As well as this policy move, the Chancellor revealed a £2,000 cap on workplace pension contributions via salary sacrifice with National Insurance to be charged on any amounts above this threshold.
New research from Standard Life found 74 percentage point gulf in how different age groups view the 2025 Budget, with older Britons deeply pessimistic while younger adults remain broadly optimistic.
The pension provider’s post-Budget survey found those aged 55 and over registered net approval of minus 37 per cent, citing frustration over tax increases and alterations to ISAs and pensions.
By contrast, adults between 18 and 34 recorded net positive sentiment of plus 37 per cent, buoyed by measures including the national living wage rise, which attracted net support of plus 58 per cent among this cohort.

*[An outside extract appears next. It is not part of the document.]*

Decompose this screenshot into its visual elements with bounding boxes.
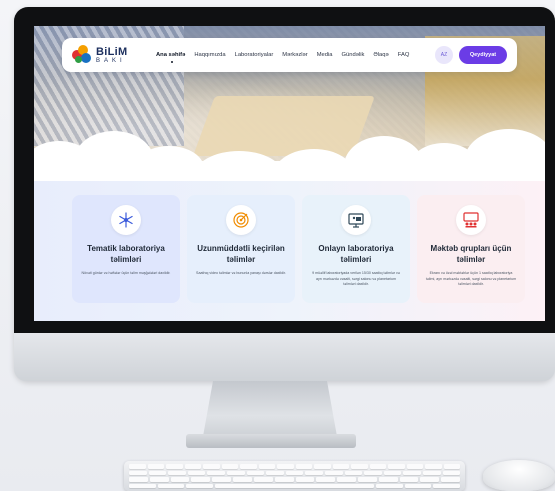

Overall public approval sits at minus eight per cent, while confidence in pensions delivering adequate retirement income has dropped 10 percentage points compared to last year.
The planned changes to salary sacrifice arrangements, scheduled for 2029, are compounding financial anxiety among workers. The scheme currently enables employees to redirect part of their pre-tax salary into pension contributions, cutting both income tax and National Insurance liabilities.
Standard Life’s findings show 18 per cent of all respondents are “very concerned” about the forthcoming overhaul, with this figure climbing to a third among those earning £70,000 or more annually.
Nearly half of worried respondents fear the reforms will diminish their motivation to save for retirement. Among higher earners expressing concern, 49 per cent believe the changes could affect decisions around promotions or salary increases.
Overall, one in five people said the new rules might influence whether individuals accept higher-paid positions. The Budget also confirmed income tax thresholds will stay frozen until 2031, extending the existing freeze by an additional three years.
This policy has again exposed sharp generational divisions, with 18 to 34-year-olds showing net support of plus 36 per cent compared to minus 29 per cent among the over-55s.The cumulative cost of the freeze, which began in 2021, will be substantial by the end of the decade.
Someone on £30,000 annually will pay £1,476 more in income tax and National Insurance by 2031 than they would have if thresholds had risen with inflation. For those earning £60,000, the additional burden reaches £2,838, while workers on £80,000 face an extra £4,420 in deductions.
Mike Ambery, the retirement Savings Director at Standard Life, part of Phoenix Group, said: “The Budget has landed very differently depending on where people are in life.

“Younger adults see room for optimism – many support steps like the rise in the national living wage, which perhaps gives them a sense that the system is beginning to move in their favour.”
He added that older generations appear to feel “the rug is being pulled under them at the worst possible moment.”
On salary sacrifice, Mr Ambery warned: “Changing it now risks making saving feel harder at a time when most people are already under-saving for retirement.”
He concluded: “This is a moment for clarity and stability. Pensions are for the long-term and any future reform should give people more certainty about their future, not less.”